The technical field of this invention is a vehicle occupant protection system and particularly an occupant detection system for a vehicle seat.
Vehicle occupant protection systems are beginning to include occupant detection and characterization systems for helping to decided whether or how to deploy an airbag in a crash event. At least one such system provides an occupant characteristic sensor in a vehicle seat member to determine the weight of a seat occupant. The determination is made by a programmed computer provided in an occupant detection system module, the computer having an input connection from a seat characteristic sensor such as a fluid pressure sensor connected to a fluid filled bladder on the seat pan under the bottom seat cushion member. The output signal from the sensor is compared with calibrated threshold values to characterize a detected seat occupant.

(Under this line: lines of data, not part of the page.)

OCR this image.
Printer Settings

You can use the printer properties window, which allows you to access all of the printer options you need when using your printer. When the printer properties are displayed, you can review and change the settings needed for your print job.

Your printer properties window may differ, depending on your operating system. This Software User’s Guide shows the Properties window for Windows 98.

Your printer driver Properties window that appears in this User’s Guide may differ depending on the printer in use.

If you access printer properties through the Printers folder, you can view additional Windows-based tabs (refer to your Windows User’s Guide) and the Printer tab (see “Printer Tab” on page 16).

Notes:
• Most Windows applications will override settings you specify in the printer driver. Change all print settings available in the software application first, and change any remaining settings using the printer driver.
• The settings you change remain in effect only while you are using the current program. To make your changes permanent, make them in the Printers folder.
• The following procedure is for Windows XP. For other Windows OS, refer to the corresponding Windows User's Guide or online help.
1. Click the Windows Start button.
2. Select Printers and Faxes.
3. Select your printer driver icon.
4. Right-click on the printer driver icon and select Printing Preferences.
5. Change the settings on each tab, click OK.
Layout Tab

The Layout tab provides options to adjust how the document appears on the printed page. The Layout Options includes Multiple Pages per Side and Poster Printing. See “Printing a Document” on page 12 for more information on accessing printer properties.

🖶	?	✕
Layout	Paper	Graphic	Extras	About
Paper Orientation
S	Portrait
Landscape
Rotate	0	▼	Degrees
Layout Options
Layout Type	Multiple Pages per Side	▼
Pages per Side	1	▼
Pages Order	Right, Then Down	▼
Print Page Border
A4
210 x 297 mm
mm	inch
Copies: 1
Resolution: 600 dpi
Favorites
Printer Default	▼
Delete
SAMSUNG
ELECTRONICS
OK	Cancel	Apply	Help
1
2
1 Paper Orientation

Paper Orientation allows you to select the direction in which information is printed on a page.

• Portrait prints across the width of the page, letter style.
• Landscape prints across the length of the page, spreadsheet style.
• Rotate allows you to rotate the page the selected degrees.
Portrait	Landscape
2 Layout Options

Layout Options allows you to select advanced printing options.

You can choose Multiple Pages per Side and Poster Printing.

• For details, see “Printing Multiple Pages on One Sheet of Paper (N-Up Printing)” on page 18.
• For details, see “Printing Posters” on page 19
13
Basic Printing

The calibrated threshold values are initially determined in calibration tests of the occupant detection system, which includes the seat cushion member, bladder, sensor and occupant detection system module, and are typically stored in rewritable, non-volatile memory such as EEPROM in the occupant detection system module to allow updating during vehicle operation, service or recalibration. If service of the system requires part replacement, there are typically two alternative replacement modes: (1) replacement of the entire system, including seat member, bladder, sensor and module, or (2) replacement of the module alone. The latter mode of replacement will result in loss of the calibrated threshold values with the discarded module unless additional steps are taken, such as specifically copying these values to the new module or recalibrating the system. But a defect in the replaced module may prevent access to the stored calibrated threshold values; and recalibration requires special equipment not generally available outside manufacturing facilities.
This invention is a method and apparatus for preserving seat calibration data such as the calibrated threshold values in an occupant detection system in an automatic manner, regardless of which replacement mode is performed. The invention provides dedicated memory locations for vehicle identification data and seat calibration data in a first rewritable, non-volatile memory within an occupant detection system module and a second rewritable, non-volatile memory external to the occupant detection system. The second rewritable, non-volatile memory may, in a preferred embodiment, be located within an airbag control module that is separately replaceable in the vehicle with respect to the occupant detection system.
In one aspect of the invention, vehicle identification data is obtained from the vehicle. If the vehicle identification data obtained from the vehicle matches vehicle identification data stored in the first rewritable, non-volatile memory, seat calibration data stored in the first rewritable, non-volatile memory is copied to the second rewritable, non-volatile memory.
In another aspect of the invention, vehicle identification data is obtained from the vehicle. If (a) there is vehicle identification data in the first rewritable, non-volatile memory and (b) the vehicle identification data obtained from the vehicle does not match the vehicle identification data stored in the first rewritable, non-volatile memory and (c) the vehicle identification data obtained from the vehicle matches vehicle identification data stored in the second rewritable, non-volatile memory, then seat calibration data stored in the second rewritable, non-volatile memory and one of the vehicle identification data obtained from the vehicle and the vehicle identification data stored in the second rewritable, non-volatile memory is copied to the first rewritable, non-volatile memory.
In another aspect of the invention, vehicle identification data is obtained from the vehicle. If (a) there is no vehicle identification data stored in the first rewritable, non-volatile memory, and (b) there is seat calibration data stored in the first rewritable, non-volatile memory, then (a) the vehicle identification data obtained from the vehicle is copied to the first rewritable, non-volatile memory and to the second rewritable, non-volatile memory and (b) the seat calibration data in the first rewritable, non-volatile memory is copied to the second rewritable, non-volatile memory.
In yet another aspect of the invention, vehicle identification data is obtained from the vehicle. If (a) there is no vehicle identification data stored in the first rewritable, non-volatile memory and (b) there is no seat calibration data stored in the first rewritable, non-volatile memory and (c) the vehicle identification data obtained from the vehicle matches the vehicle identification data stored in the second rewritable, non-volatile memory, then seat calibration data stored in the second rewritable, non-volatile memory and one of the vehicle identification data obtained from the vehicle and the vehicle identification data stored in the second rewritable, non-volatile memory is copied to the first rewritable, non-volatile memory.
In a preferred embodiment of the invention, the second rewritable, non-volatile memory may be located in an airbag control module separately packaged and replaceable with respect to the occupant detection system.